The path yawned into a cove and a man-made lake of about fifteen square acres sprawled out before us. At the far end two tractors held between them a seine which would drag the length of the lake during harvest. A wire-netted hopper waited at the other end of the lake to lift from the water the catfish caught between the seine and the bank. I parked. Tall pines untouched by the storm darted from the ground around the rectangular perimeter of the lake like the makeshift walls of a medieval keep. There was some cloud cover and from the truck the water looked murky. Lafayette tried opening the door of the truck while balancing the hot dogs on top of the box of tamales in his lap.

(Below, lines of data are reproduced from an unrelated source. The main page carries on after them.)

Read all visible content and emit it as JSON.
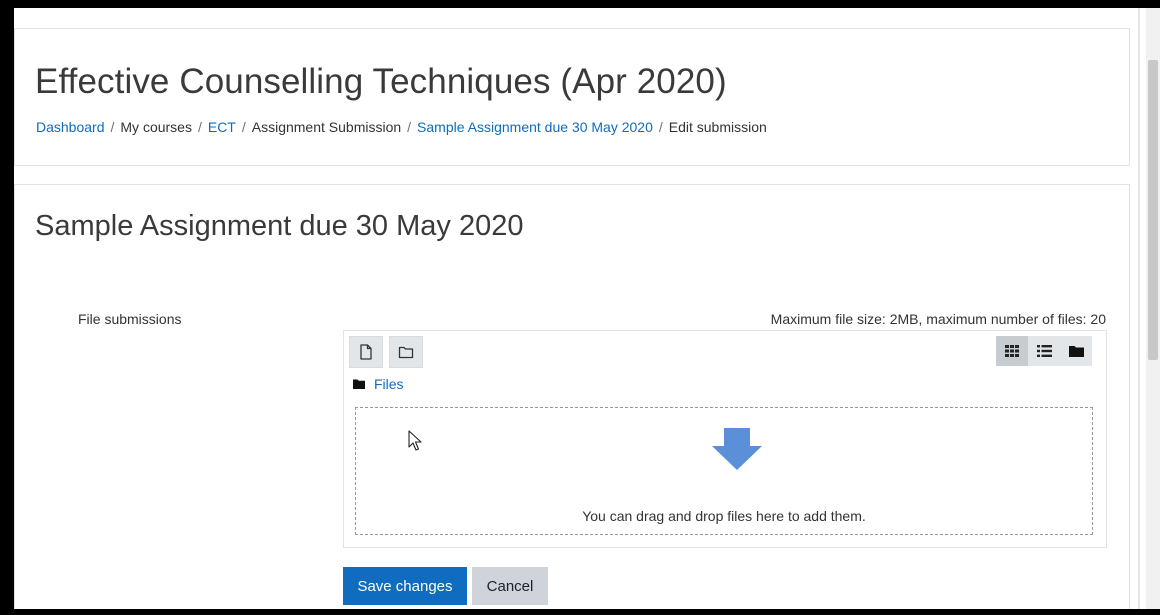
{
  "header": {
    "course_title": "Effective Counselling Techniques (Apr 2020)",
    "breadcrumb": [
      {
        "label": "Dashboard",
        "link": true
      },
      {
        "label": "My courses",
        "link": false
      },
      {
        "label": "ECT",
        "link": true
      },
      {
        "label": "Assignment Submission",
        "link": false
      },
      {
        "label": "Sample Assignment due 30 May 2020",
        "link": true
      },
      {
        "label": "Edit submission",
        "link": false
      }
    ],
    "separator": "/"
  },
  "main": {
    "page_title": "Sample Assignment due 30 May 2020",
    "field_label": "File submissions",
    "file_limits": "Maximum file size: 2MB, maximum number of files: 20",
    "filemanager": {
      "toolbar_icons": [
        "add-file-icon",
        "create-folder-icon"
      ],
      "view_icons": [
        "grid-view-icon",
        "list-view-icon",
        "tree-view-icon"
      ],
      "active_view": "grid-view-icon",
      "path_label": "Files",
      "dropzone_text": "You can drag and drop files here to add them."
    },
    "buttons": {
      "save_label": "Save changes",
      "cancel_label": "Cancel"
    }
  },
  "colors": {
    "accent": "#0f6cbf",
    "drop_arrow": "#5b8fd8",
    "secondary_button": "#ced4da"
  }
}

“Don’t worry about all of that,” I said, reaching for the food. “I can get it.”
“I ain’t completely helpless yet.” He swung open the door and stepped down and the opened pack of hot dogs slipped off the Styrofoam and landed in the grass. Two of the hot dogs rolled from the plastic. Bits of dirt clung to them. “You can get them,” he said.

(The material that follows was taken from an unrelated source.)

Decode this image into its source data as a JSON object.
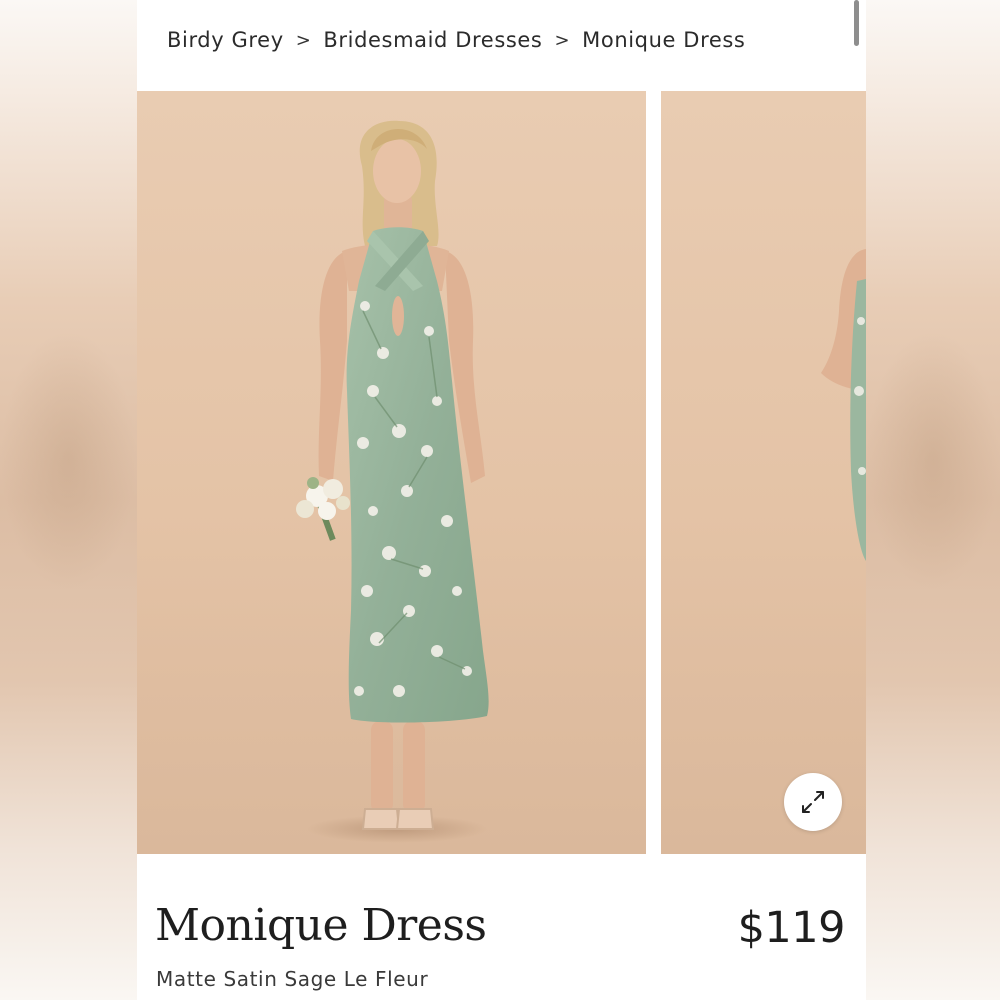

We walked to the far end of the floating pier that would retract onto the bank during harvest. Lafayette’s breathing was labored and he set the tamales and his pole on the dock, propped himself up on his knees, and wheezed. When he could manage his respiration he sat down on the pier. I handed him my pocketknife. He cut up one of the hot dogs against the pier and baited his hook. Cast out into the lake. His arm jerked the rod in his hand, the other reeled the slack out of the line. I offered him another tamale.

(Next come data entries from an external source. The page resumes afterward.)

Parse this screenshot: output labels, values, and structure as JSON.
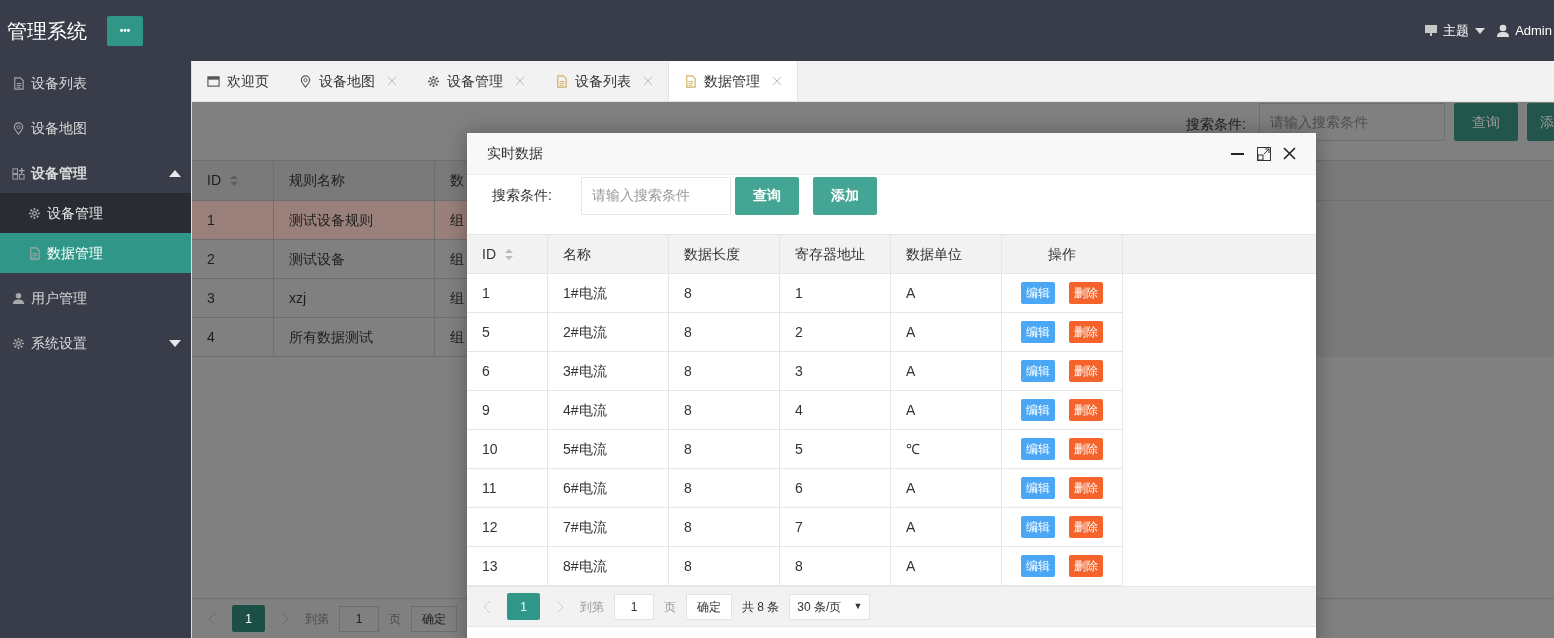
{
  "header": {
    "title": "管理系统",
    "menu_button": "•••",
    "theme": "主题",
    "user": "Admin"
  },
  "sidebar": {
    "items": [
      {
        "label": "设备列表",
        "kind": "doc",
        "selected": false
      },
      {
        "label": "设备地图",
        "kind": "pin",
        "selected": false
      },
      {
        "label": "设备管理",
        "kind": "grid",
        "expanded": true,
        "selected": false,
        "children": [
          {
            "label": "设备管理",
            "kind": "gear",
            "selected": false
          },
          {
            "label": "数据管理",
            "kind": "doc",
            "selected": true
          }
        ]
      },
      {
        "label": "用户管理",
        "kind": "user",
        "selected": false
      },
      {
        "label": "系统设置",
        "kind": "gear",
        "expanded": false,
        "selected": false
      }
    ]
  },
  "tabs": [
    {
      "label": "欢迎页",
      "kind": "window",
      "closable": false,
      "selected": false
    },
    {
      "label": "设备地图",
      "kind": "pin",
      "closable": true,
      "selected": false
    },
    {
      "label": "设备管理",
      "kind": "gear",
      "closable": true,
      "selected": false
    },
    {
      "label": "设备列表",
      "kind": "doc",
      "closable": true,
      "selected": false
    },
    {
      "label": "数据管理",
      "kind": "doc",
      "closable": true,
      "selected": true
    }
  ],
  "page": {
    "search_label": "搜索条件:",
    "search_placeholder": "请输入搜索条件",
    "query_button": "查询",
    "add_button": "添",
    "table": {
      "columns": [
        "ID",
        "规则名称",
        "数"
      ],
      "rows": [
        {
          "cells": [
            "1",
            "测试设备规则",
            "组"
          ],
          "selected": true
        },
        {
          "cells": [
            "2",
            "测试设备",
            "组"
          ],
          "selected": false
        },
        {
          "cells": [
            "3",
            "xzj",
            "组"
          ],
          "selected": false
        },
        {
          "cells": [
            "4",
            "所有数据测试",
            "组"
          ],
          "selected": false
        }
      ]
    },
    "pagination": {
      "page": "1",
      "goto_label": "到第",
      "goto_value": "1",
      "page_unit": "页",
      "confirm": "确定"
    }
  },
  "dialog": {
    "title": "实时数据",
    "search_label": "搜索条件:",
    "search_placeholder": "请输入搜索条件",
    "query_button": "查询",
    "add_button": "添加",
    "table": {
      "columns": [
        "ID",
        "名称",
        "数据长度",
        "寄存器地址",
        "数据单位",
        "操作"
      ],
      "rows": [
        {
          "cells": [
            "1",
            "1#电流",
            "8",
            "1",
            "A"
          ],
          "edit_button": "编辑",
          "delete_button": "删除"
        },
        {
          "cells": [
            "5",
            "2#电流",
            "8",
            "2",
            "A"
          ],
          "edit_button": "编辑",
          "delete_button": "删除"
        },
        {
          "cells": [
            "6",
            "3#电流",
            "8",
            "3",
            "A"
          ],
          "edit_button": "编辑",
          "delete_button": "删除"
        },
        {
          "cells": [
            "9",
            "4#电流",
            "8",
            "4",
            "A"
          ],
          "edit_button": "编辑",
          "delete_button": "删除"
        },
        {
          "cells": [
            "10",
            "5#电流",
            "8",
            "5",
            "℃"
          ],
          "edit_button": "编辑",
          "delete_button": "删除"
        },
        {
          "cells": [
            "11",
            "6#电流",
            "8",
            "6",
            "A"
          ],
          "edit_button": "编辑",
          "delete_button": "删除"
        },
        {
          "cells": [
            "12",
            "7#电流",
            "8",
            "7",
            "A"
          ],
          "edit_button": "编辑",
          "delete_button": "删除"
        },
        {
          "cells": [
            "13",
            "8#电流",
            "8",
            "8",
            "A"
          ],
          "edit_button": "编辑",
          "delete_button": "删除"
        }
      ]
    },
    "pagination": {
      "page": "1",
      "goto_label": "到第",
      "goto_value": "1",
      "page_unit": "页",
      "confirm": "确定",
      "total": "共 8 条",
      "page_size": "30 条/页",
      "page_size_caret": "▼"
    }
  }
}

“Can’t say I’ve had any of these before,” he said.
I told him the first time I’d ever tried them was when Manny, a coworker when I was a produce clerk at the Jitney Jungle, offered me one from his lunch box left over from dinner the evening before.
“They ain’t bad.” Lafayette licked tomatillo salsa from his fingers. “You know? A little different but taste good. You still got that Ruger on you?”
I slipped the gun out of my pants, wanted to tell him I didn’t feel comfortable with him having a loaded gun, but he’d been through enough. “Long as you ain’t fixing to shoot me or you with it.”
He cast the line again. “Would you believe they broke in with only one bullet in that gun?” He swiped a finger across the bandage on his ear. “Used it to pull this here van Gogh what’s-his-face.”